De cultuurgemeenschappen waren vooral een Vlaams eis en daar tegenover stonden Franstalige eisen die de basis legden van waaruit later een totale blokkering zou groeien. Bij die eisen waren de pariteit in de ministerraad, de bijzondere meerderheidswetten en de alarmbelprocedure die werden vastgelegd in de grendelgrondwet, waarbij sommige wetsvoorstellen slechts mogelijk zijn mits een tweederde meerderheid en een enkelvoudige meerderheid in beide taalgroepen. In 1970 ontstond ook de Duitse cultuurgemeenschap, maar die had in vergelijking met de Nederlandstalige en Franstalige minder bevoegdheden en slechts een adviserende rol, terwijl de leden wel (vanaf 1974) rechtstreeks werden verkozen.

Het Egmontpact in 1977

In 1977 werd er onder Tindemans opnieuw geprobeerd een volgende staatshervorming door te voeren en hier zien we reeds zeer goed de institutionele kwakkel ontstaan. De drie taalgemeenschappen, Vlaams, Frans en Duits zouden ieder een autonome raad krijgen en een executieve, zeg maar een vorm van regering, en daarnaast zouden er ook drie gewesten ontstaan, het Vlaamse, Waalse en Brussels hoofdstedelijk gewest. De gemeenschappen zouden bevoegd worden voor de persoonsgebonden materies en de gewesten voor de plaatsgebonden materies. Ziet u de complexiteit komen? En de bijhorende postjes?

Bovendien zouden de Franstaligen in de Brusselse rand uitgebreide faciliteiten krijgen, zouden het parlement en de senaat worden omgevormd, zouden er provinciale bevoegdheden verdwijnen maar zouden, bovenop de provincies er nog 25 subgewesten ontstaan.

De ongebreidelde uitbreiding van de Franstalige faciliteiten in de Vlaamse rand rond Brussel, was echter een brug te ver en het akkoord werd nooit goedgekeurd. De weigering van de Franstaligen om een aantal elementen opnieuw te onderhandelen leidde uiteindelijk tot de val van de regering Tindemans (“Voor mij is de grondwet geen vodje papier”).

Binnen de Volksunie scheidde de radicale vleugel zich af en ontstonden er twee nieuwe partijen, de Vlaams Nationale partij onder Karel Dillen, en de Vlaamse Volkspartij onder Lode Claes, die later zouden samensmelten tot Vlaams Blok.
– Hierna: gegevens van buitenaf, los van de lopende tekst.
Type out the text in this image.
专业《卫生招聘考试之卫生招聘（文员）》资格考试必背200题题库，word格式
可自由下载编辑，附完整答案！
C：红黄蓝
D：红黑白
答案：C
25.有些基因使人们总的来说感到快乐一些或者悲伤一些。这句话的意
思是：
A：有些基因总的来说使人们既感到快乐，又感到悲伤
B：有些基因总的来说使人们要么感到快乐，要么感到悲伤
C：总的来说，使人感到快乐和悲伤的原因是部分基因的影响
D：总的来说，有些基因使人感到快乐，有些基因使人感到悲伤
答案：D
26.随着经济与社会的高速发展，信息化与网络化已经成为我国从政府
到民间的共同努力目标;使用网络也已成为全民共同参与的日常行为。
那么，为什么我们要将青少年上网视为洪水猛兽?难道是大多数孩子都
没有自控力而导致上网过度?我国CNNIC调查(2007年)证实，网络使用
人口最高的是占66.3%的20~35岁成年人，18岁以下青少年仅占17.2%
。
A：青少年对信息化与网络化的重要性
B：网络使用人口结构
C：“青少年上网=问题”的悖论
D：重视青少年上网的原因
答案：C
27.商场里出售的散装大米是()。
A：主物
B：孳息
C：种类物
De tweede staatshervorming in 1980 onder Wilfried Martens

Wilfried Martens, de man van negen regeringen, had er op zich al drie nodig om tot de tweede staatshervorming te komen, een hervorming die we soms de ‘unionistische federale’ hervorming noemen. Er werden wel stappen gezet naar een federale hervorming, maar de federale kern behield toch heel stevig de macht.

Twee van de drie eerder aangekondigde gewesten werden nu in het leven geroepen, Het Vlaamse en Waalse gewest, Brussel zou moeten wachten tot de derde staatshervorming alvorens het Brussels Hoofdstedelijk Gewest zou worden geactiveerd. Gemeenschappen en gewesten krijgen wetgevende macht via decreten en daarom ontstaan de raden en de executieven, die pas later in 1993 de naam ‘parlement’ en ‘regering’ zullen krijgen. In Vlaanderen worden de gemeenschap en het gewest samengevoegd maar in Wallonië geeft men de voorkeur aan meer postjes en blijven beiden onafhankelijk naast elkaar bestaan.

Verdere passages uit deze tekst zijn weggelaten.